Wildlife officials haven’t said exactly how many of the young fish died, only that the group “experienced a large mortality” based on downstream monitoring data.

“It was discouraging and sad to learn of this issue,” Jordan Traverso, a spokesperson for the CDFW, tells SFGATE’s Amanda Bartlett. “Our staff invest so much of their time and care into these fish; it is really tragic to have something like this happen.”

Officials found no evidence of water quality issues in the river—turbidity and dissolved oxygen levels were both “suitable” on the day of the release and the days leading up to it, according to CDFW. In addition, other types and ages of fish—yearling coho and Chinook salmon—that were swimming downstream from the dam around the same time were all healthy.

But the visual appearance of the dead fish, which had telltale bulging eyes, pointed to gas bubble disease as the culprit.

“Poor habitat conditions caused by the dams and other circumstances such as this are reasons why CDFW conducts releases of hatchery fish at various life stages,” according to the statement.

Moving forward, until the dam can be removed, wildlife officials will only release fish below the dam so the animals don’t have to swim through the tunnel.
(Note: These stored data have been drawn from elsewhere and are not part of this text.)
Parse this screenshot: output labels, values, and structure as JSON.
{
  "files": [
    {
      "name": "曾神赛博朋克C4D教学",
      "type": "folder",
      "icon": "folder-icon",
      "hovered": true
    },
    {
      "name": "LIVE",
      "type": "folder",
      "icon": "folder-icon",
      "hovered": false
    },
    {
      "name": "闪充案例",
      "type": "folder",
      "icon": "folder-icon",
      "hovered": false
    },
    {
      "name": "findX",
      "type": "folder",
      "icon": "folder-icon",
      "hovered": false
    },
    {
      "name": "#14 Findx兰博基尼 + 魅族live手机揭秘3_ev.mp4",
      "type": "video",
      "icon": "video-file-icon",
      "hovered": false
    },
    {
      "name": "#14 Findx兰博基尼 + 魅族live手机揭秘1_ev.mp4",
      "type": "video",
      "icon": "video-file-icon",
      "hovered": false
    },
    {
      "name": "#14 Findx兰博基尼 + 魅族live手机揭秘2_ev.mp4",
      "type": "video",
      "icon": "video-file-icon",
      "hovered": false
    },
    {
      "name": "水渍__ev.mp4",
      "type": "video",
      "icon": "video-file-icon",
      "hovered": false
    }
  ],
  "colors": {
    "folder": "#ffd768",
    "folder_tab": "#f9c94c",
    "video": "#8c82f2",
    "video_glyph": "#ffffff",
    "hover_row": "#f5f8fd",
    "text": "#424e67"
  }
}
The hatchery still has roughly 3.27 million fall-run Chinook salmon, and additional releases are scheduled for later this month.

Hatchery officials want to release 1.25 million salmon fry, 1.75 million salmon smolts (slightly older fish) and 250,000 salmon yearlings this year. They should still be able to meet and, likely, exceed this goal with the remaining fish at the facility, per the CDFW.

The Klamath River starts in south-central Oregon east of the Cascade Range. From there, it snakes 263 miles through southern Oregon and northern California before reaching the Pacific Ocean near Crescent City, California. The entire Klamath River basin spans 12,000 square miles.

At one time, the Klamath was the third largest salmon-producing river on the West Coast, according to the National Oceanic and Atmospheric Administration (NOAA). But, largely due to hydroelectric dams built along the waterway between 1911 and 1962, populations of salmon and other fish that swim upstream to spawn have “declined substantially in abundance,” according to NOAA.

Now, however, plans are underway to remove four of the dams by the end of this year. The $450 million initiative, which started last fall, should, in theory, help salmon numbers rebound.

But the project has recently come under scrutiny, with some experts raising concerns about fish health as massive amounts of the previously stored sediment, unleashed by the dam removal, have flowed downstream and turned the water brown. The river’s drawdown exposed mud, which has trapped deer and revealed dead fish, mostly of non-native species such as bass and catfish.

These impacts were expected, project managers tell the San Francisco Chronicle’s Kurtis Alexander. But the recent die-off of salmon fry was unintentional.

“While the project’s going through a lot of scrutiny, this is just another thing for naysayers to pile on to,” Curtis Knight, executive director of conservation group California Trout, tells Rachel Becker of CalMatters. “But I think it’s important to note the dam is not going to be there much longer—that’s what caused these fish to die, and conditions in the river below are improving.”